The BCA also calls on the government to “participate in global discussions on international tax issues, including around base erosion and profit shifting, through our participation in the G20”. Participate. But not actually do anything — “Australia should not seek to be a world leader in combating base erosion and profit shifting”. Seems the BCA is gung-ho on Comprehensive Tax Reform and being world-class in economic matters — as long as it doesn’t harm any businesses.
The other thing that’s missing is an awareness by the BCA of how the economy, and consumer behaviour, has changed since the financial crisis. Reserve Bank Governor Glenn Stevens gave yet the latest of a number of speeches about this on Tuesday.
Stevens’ central point is that we (Australian consumers, business, unions and government) can’t expect the pre-GFC good times to return any time soon. Consumers are back to their historic level of caution, saving rather than spending madly, and consuming in different ways. “It is even clearer now than it was two years ago that the behaviour of households has changed in a very important way,” Stevens said. “The slowdown in asset values has been associated with a lift in saving and a slower path for consumption, which has had important implications for the economy.” He went on:
“[S]ome strengthening in consumption from recent rather subdued growth rates is a reasonable expectation, but we should not expect a return to the sorts of growth seen in the 1995–2007 period. Nor, surely, should we try to engineer one, at least on the back of borrowing.”
That business believes that whatever is good for business is automatically in the national interest will surprise no one: whether the BCA’s Jennifer Westacott or Tony Shepherd actually believe this, or are simply being disingenuous, is a matter for them. But what’s fascinating about the BCA report is its broader tone that Australian business will only prosper if governments and the community deliver “reform” to it.

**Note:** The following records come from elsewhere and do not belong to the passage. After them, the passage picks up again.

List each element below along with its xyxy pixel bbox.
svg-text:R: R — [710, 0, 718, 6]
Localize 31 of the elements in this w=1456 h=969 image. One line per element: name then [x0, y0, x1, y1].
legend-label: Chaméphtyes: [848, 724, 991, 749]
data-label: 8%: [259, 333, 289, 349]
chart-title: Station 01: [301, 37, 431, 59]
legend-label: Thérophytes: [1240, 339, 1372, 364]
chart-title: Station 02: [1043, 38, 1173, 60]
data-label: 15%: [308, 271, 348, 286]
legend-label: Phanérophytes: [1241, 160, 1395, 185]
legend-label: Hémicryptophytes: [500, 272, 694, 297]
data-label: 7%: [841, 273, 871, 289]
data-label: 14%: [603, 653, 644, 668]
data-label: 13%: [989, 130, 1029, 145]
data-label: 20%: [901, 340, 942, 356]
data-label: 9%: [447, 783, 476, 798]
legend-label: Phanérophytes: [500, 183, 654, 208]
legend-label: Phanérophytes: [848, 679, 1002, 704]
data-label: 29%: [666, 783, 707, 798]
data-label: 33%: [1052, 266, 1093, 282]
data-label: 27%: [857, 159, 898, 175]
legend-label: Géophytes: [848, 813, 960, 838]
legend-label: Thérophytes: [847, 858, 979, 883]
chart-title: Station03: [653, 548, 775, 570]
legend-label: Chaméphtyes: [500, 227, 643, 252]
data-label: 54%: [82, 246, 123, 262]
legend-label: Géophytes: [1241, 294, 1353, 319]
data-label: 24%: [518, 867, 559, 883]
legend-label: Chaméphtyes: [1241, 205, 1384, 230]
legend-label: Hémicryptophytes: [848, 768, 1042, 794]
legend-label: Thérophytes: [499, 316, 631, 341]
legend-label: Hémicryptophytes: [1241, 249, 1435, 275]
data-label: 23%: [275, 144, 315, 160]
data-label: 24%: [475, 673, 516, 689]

Even on issues such as the need for greater global engagement by Australian business, the BCA is all about what government can do — most particularly, remove restrictions on 457 visas. Action 6.8 is “we should establish high-level CEO dialogues with emerging economic partners in the region”. As the joke goes, who’s “we”, white man? Why hasn’t the BCA done this already?
In the end, the report is a vast, passive-aggressive economic fridge note. “Reform” is what everyone else can do for business, even when it’s business itself that is failing to do basic things like engage with key trading partners. It betrays a core problem of Australian business, a worldview that it’s governments that deliver things like productivity and trade opportunities. And even when politicians deliver what the BCA wants, they get no credit.